ERA keeps up opposition to rule-bending fuel stations

The Environment and Resources Authority is continuing to oppose proposed fuel stations on Rabat Road and on the site of a Qormi car park

While Ludwig Camilleri’s architect says the nearby Pit Stop station in Attard is 510m away, the ERA insists that the “geographic distance” is substantially less than 500m
While Ludwig Camilleri’s architect says the nearby Pit Stop station in Attard is 510m away, the ERA insists that the “geographic distance” is substantially less than 500m

The Environment and Resources Authority is digging its heels in to oppose two fuel stations – both outside development zones – one along the picturesque Rabat Road and another one on the site of a Qormi car park of dubious legality.

The two developments are being assessed under the controversial petrol station policy approved in 2015 which was proposed for revision more than a year ago. Frustration on the slow pace of the revision prompted Moviment Graffitti activists to occupy the Planning Authority’s driveway for five days in a protest held last week.

The ERA, which already opposed both developments, has now been asked again for its views by the PA after the developers replied to its original reports.

It said that the degraded state of the Rabat Road site, of applicant Ludwig Camilleri, should not serve as a pretext for further ODZ development, arguing that the state of the area “simply highlights the need for land restoration.”

It pointed out that the spoil material found on site was the remnant of an illegal development removed through direct action by the PA, and that the proposal is in breach of the fuel service stations policy, which specifies a minimum 500m distance between existing petrol stations.

While Camilleri’s architect says the nearby Pit Stop station is 510m away, the ERA insists that the “geographic distance” is substantially less than 500m. The ERA even accused the architect of going “to great lengths” by resorting to “over-stretched interpretation of the entry points and turning circles related to the existing station” so as to arrive at a figure that just exceeds the policy threshold.

Below: Moviment Graffitti protests the fuel stations policy rules outside the Planning Authority
Below: Moviment Graffitti protests the fuel stations policy rules outside the Planning Authority

The ERA had already shot down Camilleri’s proposal to plant mature trees to screen the petrol station from long-distance views, noting that five mature Aleppo pines on the roadside would still be removed: “landscaping should not be considered a sufficient premise to allow environmentally-objectionable development in the ODZ.”

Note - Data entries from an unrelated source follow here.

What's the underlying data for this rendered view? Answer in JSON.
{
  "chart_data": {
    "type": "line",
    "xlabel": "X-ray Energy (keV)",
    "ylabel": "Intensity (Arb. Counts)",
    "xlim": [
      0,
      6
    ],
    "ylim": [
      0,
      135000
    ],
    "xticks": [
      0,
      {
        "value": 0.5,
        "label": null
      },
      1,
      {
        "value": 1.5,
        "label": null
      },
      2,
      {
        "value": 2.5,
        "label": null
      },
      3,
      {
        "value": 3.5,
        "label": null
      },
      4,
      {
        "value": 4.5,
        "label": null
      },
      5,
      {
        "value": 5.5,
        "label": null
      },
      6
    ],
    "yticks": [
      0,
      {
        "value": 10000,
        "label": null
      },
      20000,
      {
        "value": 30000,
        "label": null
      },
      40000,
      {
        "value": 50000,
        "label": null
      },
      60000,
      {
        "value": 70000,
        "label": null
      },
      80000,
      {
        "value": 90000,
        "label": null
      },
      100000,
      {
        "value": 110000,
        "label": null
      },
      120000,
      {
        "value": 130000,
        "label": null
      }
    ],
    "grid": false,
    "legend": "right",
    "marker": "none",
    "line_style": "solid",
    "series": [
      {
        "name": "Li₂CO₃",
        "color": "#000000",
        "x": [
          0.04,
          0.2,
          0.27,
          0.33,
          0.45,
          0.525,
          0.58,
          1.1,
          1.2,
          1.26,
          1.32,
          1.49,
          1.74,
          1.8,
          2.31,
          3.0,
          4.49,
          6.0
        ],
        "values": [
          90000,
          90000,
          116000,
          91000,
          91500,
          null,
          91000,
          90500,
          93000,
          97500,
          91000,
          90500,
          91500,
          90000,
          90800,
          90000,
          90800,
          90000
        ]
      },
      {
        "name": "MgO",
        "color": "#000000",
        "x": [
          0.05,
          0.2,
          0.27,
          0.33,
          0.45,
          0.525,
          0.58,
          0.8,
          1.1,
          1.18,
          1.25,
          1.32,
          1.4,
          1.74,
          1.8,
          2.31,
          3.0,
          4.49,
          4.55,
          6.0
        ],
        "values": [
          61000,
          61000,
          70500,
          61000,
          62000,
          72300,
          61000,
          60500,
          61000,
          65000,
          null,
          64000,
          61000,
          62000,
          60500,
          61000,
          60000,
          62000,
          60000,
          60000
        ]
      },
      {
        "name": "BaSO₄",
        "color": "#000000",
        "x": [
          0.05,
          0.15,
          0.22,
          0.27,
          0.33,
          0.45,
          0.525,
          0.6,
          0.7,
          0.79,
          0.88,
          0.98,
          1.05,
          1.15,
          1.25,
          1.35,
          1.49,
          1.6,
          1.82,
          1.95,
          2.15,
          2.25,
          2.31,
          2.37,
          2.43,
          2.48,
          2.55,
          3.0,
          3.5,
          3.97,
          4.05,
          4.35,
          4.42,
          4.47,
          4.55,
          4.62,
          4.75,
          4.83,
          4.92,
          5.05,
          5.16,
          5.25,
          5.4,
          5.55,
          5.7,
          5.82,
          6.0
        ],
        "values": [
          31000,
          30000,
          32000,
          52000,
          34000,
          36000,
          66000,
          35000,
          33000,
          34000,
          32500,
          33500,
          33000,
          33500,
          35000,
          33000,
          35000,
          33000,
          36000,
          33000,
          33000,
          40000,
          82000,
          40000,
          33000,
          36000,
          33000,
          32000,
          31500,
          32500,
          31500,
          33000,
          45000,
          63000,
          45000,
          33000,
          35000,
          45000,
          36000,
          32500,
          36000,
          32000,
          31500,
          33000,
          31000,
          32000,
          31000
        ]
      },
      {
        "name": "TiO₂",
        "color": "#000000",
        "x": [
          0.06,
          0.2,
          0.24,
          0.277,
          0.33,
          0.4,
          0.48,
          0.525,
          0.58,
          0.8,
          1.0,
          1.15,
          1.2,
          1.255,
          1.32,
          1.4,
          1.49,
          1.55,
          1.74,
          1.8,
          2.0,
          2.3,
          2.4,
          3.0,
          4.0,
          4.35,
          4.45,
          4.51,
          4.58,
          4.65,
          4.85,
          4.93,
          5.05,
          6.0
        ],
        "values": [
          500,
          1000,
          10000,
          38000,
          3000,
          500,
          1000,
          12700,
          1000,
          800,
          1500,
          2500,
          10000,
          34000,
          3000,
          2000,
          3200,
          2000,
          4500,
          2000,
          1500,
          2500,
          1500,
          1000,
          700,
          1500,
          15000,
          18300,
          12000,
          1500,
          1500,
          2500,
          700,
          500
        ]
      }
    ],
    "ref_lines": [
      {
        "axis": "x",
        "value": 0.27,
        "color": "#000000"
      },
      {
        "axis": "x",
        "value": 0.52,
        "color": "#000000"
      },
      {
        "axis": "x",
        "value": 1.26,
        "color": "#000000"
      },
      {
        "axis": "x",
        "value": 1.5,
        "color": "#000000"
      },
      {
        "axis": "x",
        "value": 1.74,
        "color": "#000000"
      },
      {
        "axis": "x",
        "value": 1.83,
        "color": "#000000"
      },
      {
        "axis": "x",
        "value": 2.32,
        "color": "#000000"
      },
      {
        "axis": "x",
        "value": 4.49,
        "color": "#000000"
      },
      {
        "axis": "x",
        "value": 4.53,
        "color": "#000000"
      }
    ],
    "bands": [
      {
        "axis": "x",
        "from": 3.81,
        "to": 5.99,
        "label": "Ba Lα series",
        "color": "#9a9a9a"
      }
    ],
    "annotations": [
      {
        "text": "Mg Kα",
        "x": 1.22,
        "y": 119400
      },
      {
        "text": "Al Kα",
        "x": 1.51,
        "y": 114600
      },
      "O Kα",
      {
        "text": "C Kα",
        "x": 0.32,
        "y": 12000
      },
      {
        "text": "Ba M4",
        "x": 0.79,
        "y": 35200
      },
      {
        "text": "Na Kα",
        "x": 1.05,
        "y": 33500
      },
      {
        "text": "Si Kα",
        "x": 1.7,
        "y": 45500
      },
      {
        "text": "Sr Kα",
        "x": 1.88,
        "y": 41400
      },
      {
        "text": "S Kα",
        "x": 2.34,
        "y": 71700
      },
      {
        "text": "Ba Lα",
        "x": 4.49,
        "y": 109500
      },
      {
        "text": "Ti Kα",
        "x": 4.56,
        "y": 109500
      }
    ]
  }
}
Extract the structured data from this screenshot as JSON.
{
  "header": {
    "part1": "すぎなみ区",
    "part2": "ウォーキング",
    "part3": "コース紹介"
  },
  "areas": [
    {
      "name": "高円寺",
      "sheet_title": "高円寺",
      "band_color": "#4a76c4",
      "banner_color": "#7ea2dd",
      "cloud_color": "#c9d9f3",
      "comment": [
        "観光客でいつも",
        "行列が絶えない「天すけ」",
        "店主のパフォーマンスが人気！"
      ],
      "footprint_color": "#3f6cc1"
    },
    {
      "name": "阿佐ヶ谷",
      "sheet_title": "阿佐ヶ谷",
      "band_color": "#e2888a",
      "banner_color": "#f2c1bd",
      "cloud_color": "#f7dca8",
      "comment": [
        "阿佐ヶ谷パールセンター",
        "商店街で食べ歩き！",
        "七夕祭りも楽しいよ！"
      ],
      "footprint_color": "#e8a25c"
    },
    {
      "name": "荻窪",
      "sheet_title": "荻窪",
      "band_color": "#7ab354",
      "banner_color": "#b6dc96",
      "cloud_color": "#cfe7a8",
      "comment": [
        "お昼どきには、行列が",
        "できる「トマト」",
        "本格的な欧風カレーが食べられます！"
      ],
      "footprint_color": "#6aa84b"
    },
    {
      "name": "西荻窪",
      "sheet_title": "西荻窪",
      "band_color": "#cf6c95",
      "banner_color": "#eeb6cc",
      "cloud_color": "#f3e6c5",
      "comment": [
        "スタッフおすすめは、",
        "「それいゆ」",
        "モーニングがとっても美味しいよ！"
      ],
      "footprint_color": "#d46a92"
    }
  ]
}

And rebutting the developer’s argument of having already considered a Salini site before the Rabat Road site, the ERA said the Salini proposal did not even merit consideration as a potential alternative, in view of its evident incompatibility with the surrounding environment. “The earlier inclusion of such a non-starter does not justify the favourable consideration of another objectionable site on the pretext that the earlier option was even worse.”

Despite the ERA’s objections, the PA’s design advisory panel said it was “not averse” to the latest plans from a design point of view, while the Regulator of Energy and Water Services has withdrawn earlier objections, following the submission of a technical report by the developer.

The latest plans for the 3,000sq.m development propose a 460sq.m built-up area, with 920sq.m of soft landscaping and 100sq.m for car wash structures, while the service station’s canopy will spread over 150sq.m.

Qormi station

The ERA has also reiterated its objections to plans by the company Tuminvest to develop a charging station for electrical and gas-powered cars on a site presently used as a car park in Mdina Road in Qormi.

The car park in question is not covered by any permit and therefore the land in question cannot be considered as land committed for development.

The ERA reiterated its main objection to the uptake of undeveloped land beyond development zones. It previously insisted that charging stations can be easily sited within existing developments and did not necessitate the commitment of fresh land outside already committed development zones.

Apart from the charging stations, the proposal also includes a car wash and a cafeteria with seating area.

The charging station would provide 10 outlet units for about 200-300 vehicles daily. An LPG fuelling facility will cater for about 100 vehicles daily.

Eatery approved in Burmarrad petrol station

In a decision which could set a precedent for other approved fuel stations, last week  the Planning Commission approved an application which will allow the already approved petrol station opposite the Kiabi shopping centre, to open a small food and drinks establishment.

The catering establishment will occupy 68sq.m of space already allocated for a retail shop selling car related products like spare parts whose area has been reduced.

The PA’s case officer had insisted that the proposed food and drink establishment does not complement the use of the area as a fuel station. But the Planning Commission disagreed, insisting that the proposed small eatery is “ancillary” to the fuel station.